Hmmm. There's a PhD in this, I'm sure. Which I seriously haven't time for. Next year, can you all please remind me that for a time-pressed full time mum, part time doctor, sewing two onesies, a shirt, a pair of board shorts, a pillowslip (trains, of course) and decorating 8 singlets with hand- made applique is a really bad idea? Especially when said person also wants to finish two skirts for herself before, oooh, tomorrow evening when we have to pack it all into the car to drive to Melbourne?

In other non-related and completely random news:

Julia Gillard's hair is looking better. Nicola Roxon, though, OMG. Get some product, woman! Kristina Keneally's hair, however, rocks. And here I am, an avowed feminist, judging female poiticians by their hair.

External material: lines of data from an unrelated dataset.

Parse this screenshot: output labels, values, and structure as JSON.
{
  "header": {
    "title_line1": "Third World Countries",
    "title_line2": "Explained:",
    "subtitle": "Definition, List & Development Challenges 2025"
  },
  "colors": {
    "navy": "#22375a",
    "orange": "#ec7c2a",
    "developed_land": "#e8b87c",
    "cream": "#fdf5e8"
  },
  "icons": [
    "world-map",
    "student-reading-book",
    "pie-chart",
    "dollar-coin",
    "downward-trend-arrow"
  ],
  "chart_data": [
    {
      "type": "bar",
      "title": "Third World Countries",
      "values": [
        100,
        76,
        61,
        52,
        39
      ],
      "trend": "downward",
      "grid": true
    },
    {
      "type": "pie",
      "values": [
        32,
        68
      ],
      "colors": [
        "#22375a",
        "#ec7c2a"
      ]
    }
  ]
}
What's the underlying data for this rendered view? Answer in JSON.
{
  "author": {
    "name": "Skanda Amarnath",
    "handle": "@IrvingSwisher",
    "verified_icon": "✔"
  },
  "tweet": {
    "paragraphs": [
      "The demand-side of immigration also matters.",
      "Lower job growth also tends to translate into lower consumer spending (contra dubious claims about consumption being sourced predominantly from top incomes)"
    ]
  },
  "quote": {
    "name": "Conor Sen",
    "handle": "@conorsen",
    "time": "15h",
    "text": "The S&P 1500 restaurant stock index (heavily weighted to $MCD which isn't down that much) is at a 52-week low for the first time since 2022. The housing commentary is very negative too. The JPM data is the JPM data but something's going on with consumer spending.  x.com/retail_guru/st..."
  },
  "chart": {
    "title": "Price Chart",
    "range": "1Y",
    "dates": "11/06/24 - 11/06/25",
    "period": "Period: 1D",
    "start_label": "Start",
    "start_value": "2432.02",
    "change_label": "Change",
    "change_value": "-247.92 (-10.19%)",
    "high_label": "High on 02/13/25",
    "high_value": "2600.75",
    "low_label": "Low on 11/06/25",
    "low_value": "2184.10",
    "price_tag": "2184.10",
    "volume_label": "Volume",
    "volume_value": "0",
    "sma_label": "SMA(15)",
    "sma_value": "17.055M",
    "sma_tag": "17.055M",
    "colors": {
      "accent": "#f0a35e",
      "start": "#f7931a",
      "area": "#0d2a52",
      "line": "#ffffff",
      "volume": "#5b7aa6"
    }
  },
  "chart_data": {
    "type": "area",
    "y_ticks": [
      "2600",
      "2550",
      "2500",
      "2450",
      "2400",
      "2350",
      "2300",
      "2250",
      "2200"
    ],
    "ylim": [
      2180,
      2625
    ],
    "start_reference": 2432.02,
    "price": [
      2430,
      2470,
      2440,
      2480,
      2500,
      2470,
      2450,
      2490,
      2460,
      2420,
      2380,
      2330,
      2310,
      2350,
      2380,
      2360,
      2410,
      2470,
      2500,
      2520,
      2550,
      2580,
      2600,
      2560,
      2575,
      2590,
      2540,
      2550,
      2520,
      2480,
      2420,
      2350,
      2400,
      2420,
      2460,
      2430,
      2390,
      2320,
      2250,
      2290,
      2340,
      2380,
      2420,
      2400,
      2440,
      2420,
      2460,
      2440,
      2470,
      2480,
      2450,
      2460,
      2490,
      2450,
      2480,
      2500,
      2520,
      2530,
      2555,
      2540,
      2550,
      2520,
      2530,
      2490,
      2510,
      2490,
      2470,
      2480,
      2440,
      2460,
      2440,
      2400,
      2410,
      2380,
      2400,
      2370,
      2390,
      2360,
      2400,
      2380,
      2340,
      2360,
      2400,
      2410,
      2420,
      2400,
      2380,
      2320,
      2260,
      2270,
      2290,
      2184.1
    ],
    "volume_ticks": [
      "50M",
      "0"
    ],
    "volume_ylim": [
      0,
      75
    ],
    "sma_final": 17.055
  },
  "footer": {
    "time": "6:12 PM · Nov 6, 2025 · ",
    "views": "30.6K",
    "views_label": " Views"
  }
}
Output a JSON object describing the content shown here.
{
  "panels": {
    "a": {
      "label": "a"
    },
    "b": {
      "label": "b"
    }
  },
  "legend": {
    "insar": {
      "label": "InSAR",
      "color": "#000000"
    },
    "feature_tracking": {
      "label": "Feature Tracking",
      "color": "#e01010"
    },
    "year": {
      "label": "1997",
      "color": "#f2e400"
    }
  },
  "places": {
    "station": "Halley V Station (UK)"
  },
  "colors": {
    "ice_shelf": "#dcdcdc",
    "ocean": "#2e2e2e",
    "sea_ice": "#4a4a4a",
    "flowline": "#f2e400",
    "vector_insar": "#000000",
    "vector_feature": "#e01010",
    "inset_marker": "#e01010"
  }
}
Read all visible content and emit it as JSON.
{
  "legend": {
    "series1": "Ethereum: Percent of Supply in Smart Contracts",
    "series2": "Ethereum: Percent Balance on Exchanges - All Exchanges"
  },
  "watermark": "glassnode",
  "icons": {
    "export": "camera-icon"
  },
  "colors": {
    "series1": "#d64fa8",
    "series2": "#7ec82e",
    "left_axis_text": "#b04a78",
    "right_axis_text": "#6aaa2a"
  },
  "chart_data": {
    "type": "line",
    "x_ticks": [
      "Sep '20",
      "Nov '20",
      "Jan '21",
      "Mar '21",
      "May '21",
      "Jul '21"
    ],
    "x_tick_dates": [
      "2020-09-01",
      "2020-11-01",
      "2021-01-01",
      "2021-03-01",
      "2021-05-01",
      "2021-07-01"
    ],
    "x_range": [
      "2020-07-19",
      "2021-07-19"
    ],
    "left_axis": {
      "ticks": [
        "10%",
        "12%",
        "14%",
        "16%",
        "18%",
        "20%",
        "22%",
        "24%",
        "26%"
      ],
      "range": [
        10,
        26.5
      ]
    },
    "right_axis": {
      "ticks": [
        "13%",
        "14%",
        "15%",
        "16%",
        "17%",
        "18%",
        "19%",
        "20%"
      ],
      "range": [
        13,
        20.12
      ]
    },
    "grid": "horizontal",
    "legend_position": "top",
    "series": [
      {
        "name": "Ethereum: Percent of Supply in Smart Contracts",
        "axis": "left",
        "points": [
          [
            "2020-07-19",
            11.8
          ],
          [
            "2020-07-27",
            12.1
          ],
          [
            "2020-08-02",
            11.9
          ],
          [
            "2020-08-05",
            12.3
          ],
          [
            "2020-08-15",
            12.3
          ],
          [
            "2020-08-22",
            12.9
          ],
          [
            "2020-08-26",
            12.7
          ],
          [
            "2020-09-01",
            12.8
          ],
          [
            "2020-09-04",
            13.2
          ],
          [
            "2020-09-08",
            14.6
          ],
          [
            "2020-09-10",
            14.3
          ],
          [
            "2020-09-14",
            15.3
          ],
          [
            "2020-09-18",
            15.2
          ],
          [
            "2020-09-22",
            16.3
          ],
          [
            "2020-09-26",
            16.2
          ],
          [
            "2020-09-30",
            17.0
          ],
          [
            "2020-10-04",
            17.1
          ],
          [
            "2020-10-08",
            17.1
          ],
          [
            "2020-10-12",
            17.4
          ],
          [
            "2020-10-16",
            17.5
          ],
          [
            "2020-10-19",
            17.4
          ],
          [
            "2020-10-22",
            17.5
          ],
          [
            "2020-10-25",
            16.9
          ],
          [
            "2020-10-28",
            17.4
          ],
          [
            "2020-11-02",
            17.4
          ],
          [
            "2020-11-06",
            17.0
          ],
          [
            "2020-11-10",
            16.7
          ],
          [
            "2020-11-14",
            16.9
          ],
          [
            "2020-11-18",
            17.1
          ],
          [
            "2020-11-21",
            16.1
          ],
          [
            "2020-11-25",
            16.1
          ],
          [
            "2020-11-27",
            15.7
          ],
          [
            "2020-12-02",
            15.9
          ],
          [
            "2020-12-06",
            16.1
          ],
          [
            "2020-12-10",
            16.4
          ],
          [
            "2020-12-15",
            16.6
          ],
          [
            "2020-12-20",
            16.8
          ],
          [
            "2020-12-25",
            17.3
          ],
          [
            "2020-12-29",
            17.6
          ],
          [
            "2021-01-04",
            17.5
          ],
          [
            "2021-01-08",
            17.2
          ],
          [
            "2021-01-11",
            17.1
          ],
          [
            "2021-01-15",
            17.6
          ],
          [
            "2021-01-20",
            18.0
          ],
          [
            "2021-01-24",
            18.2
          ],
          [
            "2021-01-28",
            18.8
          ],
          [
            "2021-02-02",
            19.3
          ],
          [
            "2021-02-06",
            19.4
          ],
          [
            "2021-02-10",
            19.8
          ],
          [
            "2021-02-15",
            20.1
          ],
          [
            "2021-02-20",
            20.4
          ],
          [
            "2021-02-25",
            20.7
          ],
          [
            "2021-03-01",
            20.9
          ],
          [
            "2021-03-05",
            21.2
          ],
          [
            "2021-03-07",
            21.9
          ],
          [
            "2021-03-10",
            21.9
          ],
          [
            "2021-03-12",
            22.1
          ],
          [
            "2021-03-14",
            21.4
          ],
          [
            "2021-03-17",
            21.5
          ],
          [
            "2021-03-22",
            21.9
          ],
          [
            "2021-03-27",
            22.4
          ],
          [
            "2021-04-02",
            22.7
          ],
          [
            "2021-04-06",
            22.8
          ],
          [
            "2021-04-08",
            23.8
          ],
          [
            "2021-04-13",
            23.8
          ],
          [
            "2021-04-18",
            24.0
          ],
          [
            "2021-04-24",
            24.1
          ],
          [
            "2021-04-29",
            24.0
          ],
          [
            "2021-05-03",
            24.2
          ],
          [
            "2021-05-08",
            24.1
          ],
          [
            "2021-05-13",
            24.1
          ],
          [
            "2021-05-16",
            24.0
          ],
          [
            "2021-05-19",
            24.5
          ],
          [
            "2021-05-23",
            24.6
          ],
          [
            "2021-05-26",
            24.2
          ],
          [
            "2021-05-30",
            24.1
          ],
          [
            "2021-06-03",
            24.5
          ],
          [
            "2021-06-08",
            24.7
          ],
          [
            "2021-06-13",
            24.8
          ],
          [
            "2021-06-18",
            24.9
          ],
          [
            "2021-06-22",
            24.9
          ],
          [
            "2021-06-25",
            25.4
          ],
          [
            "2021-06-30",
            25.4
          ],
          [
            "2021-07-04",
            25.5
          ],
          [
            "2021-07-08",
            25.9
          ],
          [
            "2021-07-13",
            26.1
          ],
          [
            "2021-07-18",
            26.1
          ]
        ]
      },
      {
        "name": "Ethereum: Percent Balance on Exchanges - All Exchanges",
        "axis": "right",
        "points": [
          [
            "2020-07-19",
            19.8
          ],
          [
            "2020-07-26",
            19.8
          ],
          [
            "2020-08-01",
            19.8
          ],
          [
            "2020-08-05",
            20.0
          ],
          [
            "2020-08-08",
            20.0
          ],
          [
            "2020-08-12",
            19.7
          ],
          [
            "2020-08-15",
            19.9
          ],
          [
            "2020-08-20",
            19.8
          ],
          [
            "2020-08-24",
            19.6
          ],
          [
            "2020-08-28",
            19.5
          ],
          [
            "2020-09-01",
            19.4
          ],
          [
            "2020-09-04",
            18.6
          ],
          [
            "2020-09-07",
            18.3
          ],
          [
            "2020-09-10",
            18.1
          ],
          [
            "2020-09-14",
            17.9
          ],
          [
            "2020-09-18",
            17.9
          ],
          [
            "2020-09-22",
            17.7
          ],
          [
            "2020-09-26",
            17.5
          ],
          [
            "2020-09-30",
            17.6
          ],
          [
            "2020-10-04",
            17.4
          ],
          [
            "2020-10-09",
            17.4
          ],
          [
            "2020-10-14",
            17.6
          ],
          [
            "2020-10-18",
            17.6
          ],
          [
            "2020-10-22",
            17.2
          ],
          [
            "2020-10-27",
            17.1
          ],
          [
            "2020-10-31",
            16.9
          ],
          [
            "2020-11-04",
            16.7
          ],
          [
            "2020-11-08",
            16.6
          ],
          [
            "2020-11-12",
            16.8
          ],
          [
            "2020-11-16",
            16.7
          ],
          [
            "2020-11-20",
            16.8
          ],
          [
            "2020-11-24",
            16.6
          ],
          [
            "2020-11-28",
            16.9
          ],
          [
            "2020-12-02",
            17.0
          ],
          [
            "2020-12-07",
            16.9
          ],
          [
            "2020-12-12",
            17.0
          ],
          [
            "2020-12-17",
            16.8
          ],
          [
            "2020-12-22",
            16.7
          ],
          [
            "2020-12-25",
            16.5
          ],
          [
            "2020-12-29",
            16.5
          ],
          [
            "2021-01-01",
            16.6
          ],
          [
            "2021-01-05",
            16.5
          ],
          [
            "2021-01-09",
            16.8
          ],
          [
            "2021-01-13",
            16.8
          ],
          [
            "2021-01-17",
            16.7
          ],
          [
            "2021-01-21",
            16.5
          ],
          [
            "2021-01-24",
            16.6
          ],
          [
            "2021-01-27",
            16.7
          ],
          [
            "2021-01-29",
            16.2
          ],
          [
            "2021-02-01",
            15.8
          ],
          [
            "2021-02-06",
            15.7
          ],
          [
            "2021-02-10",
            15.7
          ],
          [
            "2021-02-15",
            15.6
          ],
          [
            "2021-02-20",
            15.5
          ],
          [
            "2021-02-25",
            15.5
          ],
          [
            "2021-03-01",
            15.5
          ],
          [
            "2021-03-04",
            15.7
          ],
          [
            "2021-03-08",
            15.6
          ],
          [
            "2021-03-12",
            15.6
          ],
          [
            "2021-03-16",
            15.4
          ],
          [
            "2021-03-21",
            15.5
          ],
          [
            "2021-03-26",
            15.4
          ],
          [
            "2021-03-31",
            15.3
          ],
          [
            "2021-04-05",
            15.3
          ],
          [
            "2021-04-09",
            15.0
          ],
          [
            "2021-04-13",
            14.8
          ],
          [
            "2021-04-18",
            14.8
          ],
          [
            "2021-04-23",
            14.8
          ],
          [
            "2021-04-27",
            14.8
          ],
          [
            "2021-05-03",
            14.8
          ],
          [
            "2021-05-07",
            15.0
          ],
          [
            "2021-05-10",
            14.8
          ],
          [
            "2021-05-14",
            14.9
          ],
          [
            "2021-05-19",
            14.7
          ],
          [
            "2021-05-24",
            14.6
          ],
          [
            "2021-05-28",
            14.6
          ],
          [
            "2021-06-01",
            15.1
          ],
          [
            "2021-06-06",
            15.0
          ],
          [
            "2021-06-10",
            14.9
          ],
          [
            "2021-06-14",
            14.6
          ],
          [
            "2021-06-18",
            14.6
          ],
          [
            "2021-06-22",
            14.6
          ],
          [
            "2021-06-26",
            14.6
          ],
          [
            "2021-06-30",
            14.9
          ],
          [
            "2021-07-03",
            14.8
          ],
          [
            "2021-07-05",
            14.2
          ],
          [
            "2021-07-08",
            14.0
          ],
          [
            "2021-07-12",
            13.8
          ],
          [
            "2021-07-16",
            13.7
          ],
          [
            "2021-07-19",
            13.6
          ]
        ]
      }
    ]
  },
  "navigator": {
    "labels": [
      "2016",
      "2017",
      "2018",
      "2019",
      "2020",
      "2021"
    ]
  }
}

Ollie sits up, giggles, pulls my hair, loves his brother and is hoovering into the solids. He is, however, getting constipated enough to give his poor little bum a tear. Blood! on the nappy!! sadness all round

Patrick says the most hilarious things. Coming back from here on the bus (if you're ever tempted to go and you are staying on the Gold Coast, seriously, the public bus service is more than easy to negotiate) the driver swevrved to avoid a car and Paddy said "That was close!".

It's hard rubbish in the next suburb and we are going off to grab a new/old clamshell. Whee!!

Oh and we're having the first (Jen) family Christmas in 9 years. Should be, ummm, interesting.

*The plain English conclusion was something helpful like "An epidural is probably of benefit in analgesia to the labouring woman". Like Derrrr.